Économie et commerce | La croissance par l'ouverture des marchés

13 novembre 2008

Le plan de sauvetage financier donne des résultats, mais doit être adapté, dit M. Paulson

Propos du ministre américain des finances

 
Henry Paulson
Le ministre des finances, M. Henry Paulson.

Washington - Selon le ministre des finances, M. Henry Paulson, les systèmes financiers des États-Unis et d'autres pays ont enregistré une amélioration ces dernières semaines, mais les problèmes en matière de crédit aux États-Unis exigent une modification de la politique du gouvernement.

« Notre système est plus fort et plus stable qu'il y a quelques semaines » par suite des mesures prises par les pouvoirs publics et les banques centrales de divers pays, a-t-il dit le 12 novembre.

Toutefois, a-t-il ajouté, ce système demeure fragile face à un ralentissement important de l'activité économique et de la faiblesse des établissements financiers dont l'actif comprend de nombreuses créances douteuses.

Le ministre des finances a fait état des progrès réalisés en ce qui concerne la mise en œuvre du plan de sauvetage financier se montant à 700 milliards de dollars et il a annoncé la modification de ce plan.

Le gouvernement, a-t-il dit, continuera d'utiliser le reste de la première tranche de 250 milliards de dollars pour acquérir des actions de certaines banques en vue de les encourager à accorder davantage de prêts.

Le même jour, la Réserve fédérale et trois autres organismes fédéraux ont diffusé un communiqué commun en vue d'inciter toutes les banques américaines à reprendre leurs opérations de crédit à l'intention des emprunteurs solvables et à n'envisager de verser des dividendes que si leur position est particulièrement solide sur le plan du capital. En outre, la rémunération de leurs cadres de direction doit tenir compte des intérêts à long terme de leur établissement.

Certains parlementaires et spécialistes ont en effet exprimé leur préoccupation au sujet du fait que les banques participant au programme d'acquisition d'actions risquaient de se servir de ces nouveaux capitaux pour financer le rachat d'autres banques et pour accorder des conditions très avantageuses de rémunération à leurs cadres de direction au lieu d'octroyer des prêts.

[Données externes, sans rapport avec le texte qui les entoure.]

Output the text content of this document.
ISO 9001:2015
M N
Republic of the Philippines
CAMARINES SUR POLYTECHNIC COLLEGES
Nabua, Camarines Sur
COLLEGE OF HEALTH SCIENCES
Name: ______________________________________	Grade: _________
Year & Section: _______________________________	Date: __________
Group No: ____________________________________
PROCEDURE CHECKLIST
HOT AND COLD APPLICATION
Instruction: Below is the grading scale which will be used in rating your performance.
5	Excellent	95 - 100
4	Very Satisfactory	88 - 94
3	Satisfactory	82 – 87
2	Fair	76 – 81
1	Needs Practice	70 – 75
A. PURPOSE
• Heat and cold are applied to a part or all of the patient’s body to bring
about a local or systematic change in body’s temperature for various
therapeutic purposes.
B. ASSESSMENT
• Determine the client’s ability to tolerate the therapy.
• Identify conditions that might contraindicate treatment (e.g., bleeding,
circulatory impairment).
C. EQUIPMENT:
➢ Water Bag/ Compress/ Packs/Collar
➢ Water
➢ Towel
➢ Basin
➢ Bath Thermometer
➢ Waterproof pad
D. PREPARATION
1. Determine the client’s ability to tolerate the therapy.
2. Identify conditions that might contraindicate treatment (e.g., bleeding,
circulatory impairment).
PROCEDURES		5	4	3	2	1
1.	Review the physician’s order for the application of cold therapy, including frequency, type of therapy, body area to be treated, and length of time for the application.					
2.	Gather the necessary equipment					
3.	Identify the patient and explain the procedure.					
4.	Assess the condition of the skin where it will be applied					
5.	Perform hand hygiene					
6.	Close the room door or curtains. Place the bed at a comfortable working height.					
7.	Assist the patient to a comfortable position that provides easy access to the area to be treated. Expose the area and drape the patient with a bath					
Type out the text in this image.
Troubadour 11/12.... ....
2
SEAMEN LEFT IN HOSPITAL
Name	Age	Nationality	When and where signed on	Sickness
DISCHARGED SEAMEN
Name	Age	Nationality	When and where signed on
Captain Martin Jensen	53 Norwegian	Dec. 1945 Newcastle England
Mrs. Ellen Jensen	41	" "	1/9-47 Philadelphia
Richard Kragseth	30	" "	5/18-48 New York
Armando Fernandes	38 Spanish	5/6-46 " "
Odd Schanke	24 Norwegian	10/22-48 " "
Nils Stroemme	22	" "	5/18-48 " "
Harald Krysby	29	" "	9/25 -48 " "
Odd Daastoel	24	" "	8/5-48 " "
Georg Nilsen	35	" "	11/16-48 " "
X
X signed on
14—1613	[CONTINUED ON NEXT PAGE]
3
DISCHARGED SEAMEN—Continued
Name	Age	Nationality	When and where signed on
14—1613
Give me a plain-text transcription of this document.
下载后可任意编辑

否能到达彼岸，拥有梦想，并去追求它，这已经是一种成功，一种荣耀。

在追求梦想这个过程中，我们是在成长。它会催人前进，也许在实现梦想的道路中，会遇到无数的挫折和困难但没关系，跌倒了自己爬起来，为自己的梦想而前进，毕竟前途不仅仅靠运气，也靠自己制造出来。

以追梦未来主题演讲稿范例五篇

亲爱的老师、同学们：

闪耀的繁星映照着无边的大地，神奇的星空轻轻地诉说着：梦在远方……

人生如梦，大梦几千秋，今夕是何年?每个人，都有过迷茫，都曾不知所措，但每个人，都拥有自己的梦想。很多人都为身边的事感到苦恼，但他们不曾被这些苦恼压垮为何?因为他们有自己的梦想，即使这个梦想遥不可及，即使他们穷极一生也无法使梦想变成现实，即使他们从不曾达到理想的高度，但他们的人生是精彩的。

La Réserve fédérale et les trois autres organismes fédéraux ont menacé de prendre des mesures non définies à l'encontre des banques dont la distribution de dividendes serait incompatible avec une bonne ligne d'action en matière de capital et de crédit.

M. Paulson a indiqué qu'il faudrait du temps avant que les places boursières et les banques « digèrent » les nouvelles mesures appliquées en peu de temps. Son ministère, a-t-il dit, a décidé de réviser les objectifs du plan de sauvetage face à l'évolution des conditions financières et économiques. Il a exclu l'acquisition de titres invendables liés à des prêts immobiliers, ce qui avait été considéré comme la meilleure solution au début du mois d'octobre.

Le gouvernement envisage maintenant d'apporter un soutien aux marchés du crédit en dehors des banques, tels que les prêts accordés pour l'achat d'un véhicule ou pour la poursuite d'études universitaires, qui, avec les cartes de crédit, représentent 40 % du crédit à la consommation aux États-Unis. Il devient de plus en plus difficile, a-t-il dit, d'obtenir ces prêts, et leur coût ne cesse d'augmenter.

Parmi les autres possibilités figurent la réduction du risque de saisie immobilière pour cause de non-paiement des mensualités et la fourniture de capitaux aux banques qui réussissent à lever des capitaux par elles-mêmes.

Toutefois, M. Paulson a exclu la possibilité d'utiliser les fonds du plan de sauvetage pour aider les grands producteurs américains d'automobiles si le Congrès ne modifiait pas la loi pertinente à cet effet.

Le 11 novembre, le gouvernement a également annoncé un plan destiné à aider les acquéreurs d'un logement qui ont des difficultés à verser leurs mensualités.